Detroit Tigers – No. 50
- Infielder
- Born: February 3, 2003 (age 23) New Taipei, Taiwan
- Bats: RightThrows: Right

MLB debut
- April 17, 2026, for the Detroit Tigers

MLB statistics (through September 23, 2026)
- Batting average: .267
- Home runs: 10
- Runs batted in: 46
- Stats at Baseball Reference

Teams
- Detroit Tigers (2026–present);

Medals
Men's baseball
Representing Chinese Taipei
Asian Games
| Silver medal – second place | 2022 Hangzhou | Team |
U-18 Baseball World Cup
| Gold medal – first place | 2019 Busan | Team |
U-15 Baseball World Cup
| Bronze medal – third place | 2018 Panama | Team |
U-12 Baseball World Cup
| Silver medal – second place | 2015 Tainan | Team |

= Hao-Yu Lee =

Taiwanese baseball player (born 2003)

Hao-Yu Lee (李灝宇 (Lǐ Hàoyǔ); Kacaw ; born February 3, 2003) is a Taiwanese professional baseball infielder of Pangcah descent for the Detroit Tigers of Major League Baseball (MLB). He made his MLB debut in 2026.

== Amateur and international career ==
Lee played on the Chinese Taipei national baseball team in multiple international tournaments, including the 2015 U-12, 2018 U-15, and 2019 U-18 Baseball World Cups. He joined the national team roster for the 2026 World Baseball Classic, but withdrew due to injury.

== Professional career ==
===Philadelphia Phillies===
Lee was signed by the Philadelphia Phillies as an international free agent on June 15, 2021, and received a $500,000 signing bonus. After signing, he was assigned to the Rookie-level Florida Complex League Phillies, where he played in nine games and batted .364 with one home run, two doubles, two triples, and five RBI. Lee was assigned to the Clearwater Threshers of the Single-A Florida State League at the beginning of the 2022 season.

===Detroit Tigers===
On August 1, 2023, Lee was traded to the Detroit Tigers in exchange for pitcher Michael Lorenzen.

Lee made 126 appearances for the Triple-A Toledo Mud Hens in 2025, batting .243/.342/.406 with 14 home runs, 61 RBI, and 22 stolen bases. On November 18, 2025, the Tigers added Lee to their 40-man roster to protect him from the Rule 5 draft.

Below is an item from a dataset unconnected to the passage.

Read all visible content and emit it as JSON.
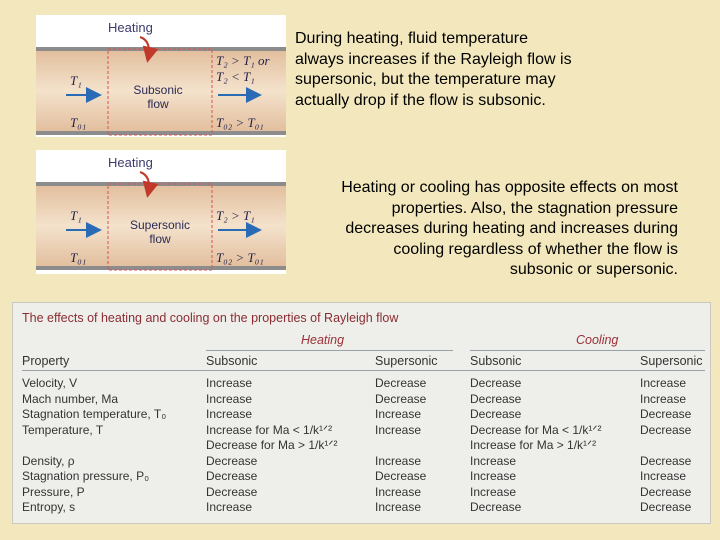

Lee was optioned to Triple-A Toledo to begin the 2026 season. On April 17, 2026, Lee was promoted to the major leagues for the first time. In his third Major League game, Lee recorded his first two hits and a run batted in. On April 26 against the Cincinnati Reds, Lee entered the game as a pinch-hitter and hit a go-ahead two-run homer off Sam Moll for his first major league home run. The Tigers faced the Houston Astros on June 15, and Lee and Kai-Wei Teng recorded the first head-to-head matchups between Taiwanese baseball players in Major League Baseball. Lee struck out and recorded a single in two at-bats against Teng. During the second half of the season, Lee hit safely in 12 consecutive games, breaking Yu Chang's record for longest hit streak by a Taiwanese MLB player.